Consider especially this saying of Papias:
//But I shall not be unwilling to put down, along with my interpretations, whatsoever instructions I received with care at any time from the elders, and stored up with care in my memory, assuring you at the same time of their truth. For I did not, like the multitude, take pleasure in those who spoke much, but in those who taught the truth; nor in those who related strange commandments, but in those who rehearsed the commandments given by the Lord to faith, and proceeding from truth itself. If, then, any one who had attended on the elders came, I asked minutely after their sayings,--what Andrew or Peter said, or what was said by Philip, or by Thomas, or by James, or by John, or by Matthew, or by any other of the Lord's disciples: which things Aristion and the presbyter John, the disciples of the Lord, say. For I imagined that what was to be got from books was not so profitable to me as what came from the living and abiding voice.//
I can't resist commenting on this, as I am younger than Bart is, but I have known quite a few people who knew people that have been dead over 100 years. Why, in the recent pandemic, there were people around who had survived the last one, which was over 100 years previous. Papias himself said there was only a single link in the chain connecting him to the apostles. And there have been people alive in the 21st century whose grandfather flourished in the 18th century. I know what my great-great grandfather was doing on his daughter's 13th birthday, 150 years ago, having heard if from someone who heard it from an eyewitness (the daughter). It's rather ludicrous to think that Papias could not have known who wrote the gospels, which were already in circulation under the names they still have. It would be like me not knowing who penned my great-great grandfather's diary 150 years ago, even if his name isn't on the flyleaf.

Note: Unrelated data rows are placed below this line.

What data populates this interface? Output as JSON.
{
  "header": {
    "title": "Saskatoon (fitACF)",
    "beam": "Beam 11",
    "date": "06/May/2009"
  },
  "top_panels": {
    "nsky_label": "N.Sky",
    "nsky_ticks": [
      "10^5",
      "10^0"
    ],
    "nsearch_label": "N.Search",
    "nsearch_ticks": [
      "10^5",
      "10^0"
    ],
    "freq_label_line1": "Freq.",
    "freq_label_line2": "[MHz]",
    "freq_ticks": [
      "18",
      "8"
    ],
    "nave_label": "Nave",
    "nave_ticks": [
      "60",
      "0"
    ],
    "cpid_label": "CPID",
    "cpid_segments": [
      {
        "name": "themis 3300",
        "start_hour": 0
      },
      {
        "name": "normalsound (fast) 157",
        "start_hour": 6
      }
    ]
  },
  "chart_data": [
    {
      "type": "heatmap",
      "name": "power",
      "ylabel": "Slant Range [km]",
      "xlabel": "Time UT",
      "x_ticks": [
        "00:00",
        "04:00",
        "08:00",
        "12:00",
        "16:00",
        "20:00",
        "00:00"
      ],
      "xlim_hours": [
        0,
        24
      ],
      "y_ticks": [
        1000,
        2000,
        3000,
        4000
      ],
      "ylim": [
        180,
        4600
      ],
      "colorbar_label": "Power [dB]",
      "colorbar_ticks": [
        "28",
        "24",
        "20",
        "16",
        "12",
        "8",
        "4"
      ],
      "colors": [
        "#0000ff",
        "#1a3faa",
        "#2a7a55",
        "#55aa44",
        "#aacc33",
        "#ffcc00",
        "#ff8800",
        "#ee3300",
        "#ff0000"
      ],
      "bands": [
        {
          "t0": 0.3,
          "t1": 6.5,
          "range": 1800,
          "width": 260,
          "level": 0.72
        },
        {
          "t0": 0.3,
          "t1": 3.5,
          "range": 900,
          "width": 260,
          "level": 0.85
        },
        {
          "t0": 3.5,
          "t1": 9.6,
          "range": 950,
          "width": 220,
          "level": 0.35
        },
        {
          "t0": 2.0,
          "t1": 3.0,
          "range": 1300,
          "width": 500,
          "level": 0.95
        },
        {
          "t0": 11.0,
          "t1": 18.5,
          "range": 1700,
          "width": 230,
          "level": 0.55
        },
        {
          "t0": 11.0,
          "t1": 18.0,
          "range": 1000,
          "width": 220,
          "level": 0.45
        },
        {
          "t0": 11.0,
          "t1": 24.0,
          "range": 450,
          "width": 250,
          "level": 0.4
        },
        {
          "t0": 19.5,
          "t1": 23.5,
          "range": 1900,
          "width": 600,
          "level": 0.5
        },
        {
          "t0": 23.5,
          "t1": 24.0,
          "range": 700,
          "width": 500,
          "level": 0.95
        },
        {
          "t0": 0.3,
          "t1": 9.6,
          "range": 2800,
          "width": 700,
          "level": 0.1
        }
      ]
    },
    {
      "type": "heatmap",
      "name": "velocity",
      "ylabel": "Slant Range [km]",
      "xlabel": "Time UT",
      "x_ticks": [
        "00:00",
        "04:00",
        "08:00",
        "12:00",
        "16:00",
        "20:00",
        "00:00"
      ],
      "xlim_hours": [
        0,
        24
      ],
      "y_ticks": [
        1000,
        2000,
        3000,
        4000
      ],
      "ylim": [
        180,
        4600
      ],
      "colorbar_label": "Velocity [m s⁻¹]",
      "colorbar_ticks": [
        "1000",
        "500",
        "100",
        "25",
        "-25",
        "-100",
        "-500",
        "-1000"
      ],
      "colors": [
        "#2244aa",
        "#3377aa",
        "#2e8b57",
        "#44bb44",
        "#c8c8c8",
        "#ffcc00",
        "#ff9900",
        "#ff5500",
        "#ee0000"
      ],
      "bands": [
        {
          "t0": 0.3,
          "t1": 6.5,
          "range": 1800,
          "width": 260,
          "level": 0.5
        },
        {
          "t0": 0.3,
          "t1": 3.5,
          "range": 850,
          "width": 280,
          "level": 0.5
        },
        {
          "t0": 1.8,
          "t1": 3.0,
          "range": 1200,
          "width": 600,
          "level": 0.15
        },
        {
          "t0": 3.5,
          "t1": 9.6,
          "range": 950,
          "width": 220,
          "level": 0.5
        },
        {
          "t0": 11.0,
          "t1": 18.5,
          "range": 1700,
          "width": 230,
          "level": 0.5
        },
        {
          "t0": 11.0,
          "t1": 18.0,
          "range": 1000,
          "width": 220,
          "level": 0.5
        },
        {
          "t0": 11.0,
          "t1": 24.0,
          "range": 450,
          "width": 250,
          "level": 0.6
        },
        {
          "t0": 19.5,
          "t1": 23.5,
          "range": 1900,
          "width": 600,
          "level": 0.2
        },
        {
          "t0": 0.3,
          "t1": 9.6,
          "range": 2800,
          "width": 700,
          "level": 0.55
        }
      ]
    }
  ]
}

"In one of the most famous passages quoted by Eusebius, Papias indicates that instead of reading about Jesus and his disciples in books, he preferred hearing a “living voice.” He explains that whenever knowledgeable people came, o visit his church, he talked with them to ask what they knew. Specifically he spoke with people who had been “companions” of those whom he calls “elders” who had earlier been associates with the disciples of Jesus. And so Papias is not himself an eyewitness to Jesus’ life and does not know eyewitnesses. Writing many years later (as much as a century after Jesus’ death), he indicates that he knew people who knew people who knew people who were with Jesus during his life. So it’s not like having firsthand information, or anything close to it. But it’s extremely interesting and enough to make a scholar sit up and take notice."
Sean du Toit
Buck, if only scholars would read some of the older works such as Vincent Taylor, The Formation of the Gospel Tradition (London: Macmillan, 1933), they’d see this type of reasoning.